And the backlash against the decision has already begun: Here's a petition on Huffington Post protesting "That this action by Kellogg's, while legal, is totally bogus." And commenters under the LA Times item also seem to believe that Kellogg's move is an overreaction.
Phelps was also suspended by USA Swimming for three months over the photo. Subway, with whom Phelps also has a contract, has remained silent on the matter ... so far.
BNET's take: Yes, Kellogg's reaction to the photo is a step too far, in terms of common sense. Cornflake-buying adults know there is no link between marijuana and Cornflakes. But we're not talking about common sense here, we're talking about brand management. Look at this from Kellogg's point of view: While they certainly make sales to potheads with the munchies, the vast majority of their revenue comes from parents buying the cereal for their kids. All they wanted was a nice role model to make their boxes interesting. They got Tommy Chong instead.
For Kellogg to do nothing would be a tacit endorsement of the idea that marijuana isn't as harmful as DARE would like you think it is. And while marijuana may indeed not be that harmful, that's not a breakfast-table discussion that Kellogg wants to trigger between parents and kids every morning.
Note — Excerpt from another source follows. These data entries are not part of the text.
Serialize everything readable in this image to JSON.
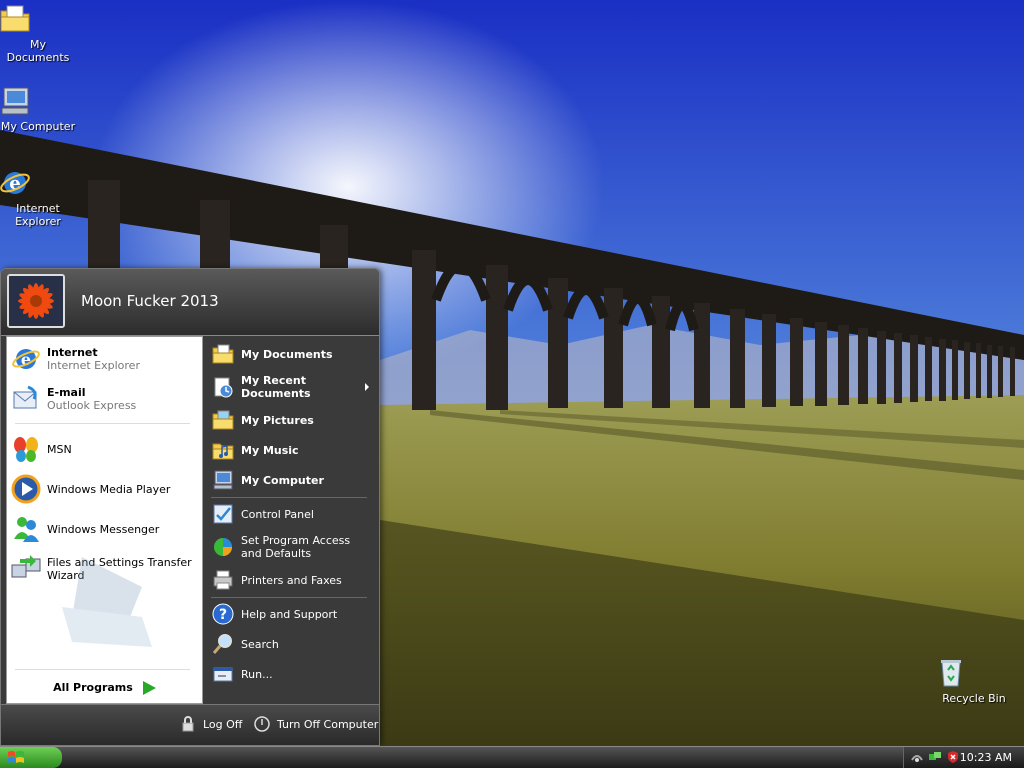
{
  "desktop": {
    "icons": [
      {
        "label": "My Documents",
        "icon": "my-documents-icon"
      },
      {
        "label": "My Computer",
        "icon": "my-computer-icon"
      },
      {
        "label": "Internet Explorer",
        "icon": "internet-explorer-icon"
      },
      {
        "label": "Recycle Bin",
        "icon": "recycle-bin-icon"
      }
    ]
  },
  "start_menu": {
    "user_name": "Moon Fucker 2013",
    "left": {
      "pinned": [
        {
          "title": "Internet",
          "subtitle": "Internet Explorer",
          "icon": "internet-explorer-icon"
        },
        {
          "title": "E-mail",
          "subtitle": "Outlook Express",
          "icon": "email-icon"
        }
      ],
      "recent": [
        {
          "label": "MSN",
          "icon": "msn-butterfly-icon"
        },
        {
          "label": "Windows Media Player",
          "icon": "media-player-icon"
        },
        {
          "label": "Windows Messenger",
          "icon": "messenger-icon"
        },
        {
          "label": "Files and Settings Transfer Wizard",
          "icon": "transfer-wizard-icon"
        }
      ],
      "all_programs": "All Programs"
    },
    "right": {
      "places": [
        {
          "label": "My Documents",
          "icon": "folder-documents-icon"
        },
        {
          "label": "My Recent Documents",
          "icon": "recent-documents-icon"
        },
        {
          "label": "My Pictures",
          "icon": "folder-pictures-icon"
        },
        {
          "label": "My Music",
          "icon": "folder-music-icon"
        },
        {
          "label": "My Computer",
          "icon": "my-computer-icon"
        }
      ],
      "settings": [
        {
          "label": "Control Panel",
          "icon": "control-panel-icon"
        },
        {
          "label": "Set Program Access and Defaults",
          "icon": "program-access-icon"
        },
        {
          "label": "Printers and Faxes",
          "icon": "printer-icon"
        }
      ],
      "tools": [
        {
          "label": "Help and Support",
          "icon": "help-icon"
        },
        {
          "label": "Search",
          "icon": "search-icon"
        },
        {
          "label": "Run...",
          "icon": "run-icon"
        }
      ]
    },
    "footer": {
      "log_off": "Log Off",
      "turn_off": "Turn Off Computer"
    }
  },
  "taskbar": {
    "clock": "10:23 AM"
  },
  "colors": {
    "sky_top": "#1c36c8",
    "sky_bottom": "#b8c8f0",
    "grass": "#8a8a3a",
    "start_green": "#3aa82a"
  }
}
Subway, on the other hand, has a slightly different audience. It's not so much of a kids' brand. Yes, children eat there. But their lunchtime lines are significantly older than the milk-spilling rugrats Kellogg is feeding four hours earlier. Subway's brand can probably withstand some adult conversation about whether Phelps' act was the worst thing in the world. It will be interesting to see if the company is willing to take that risk.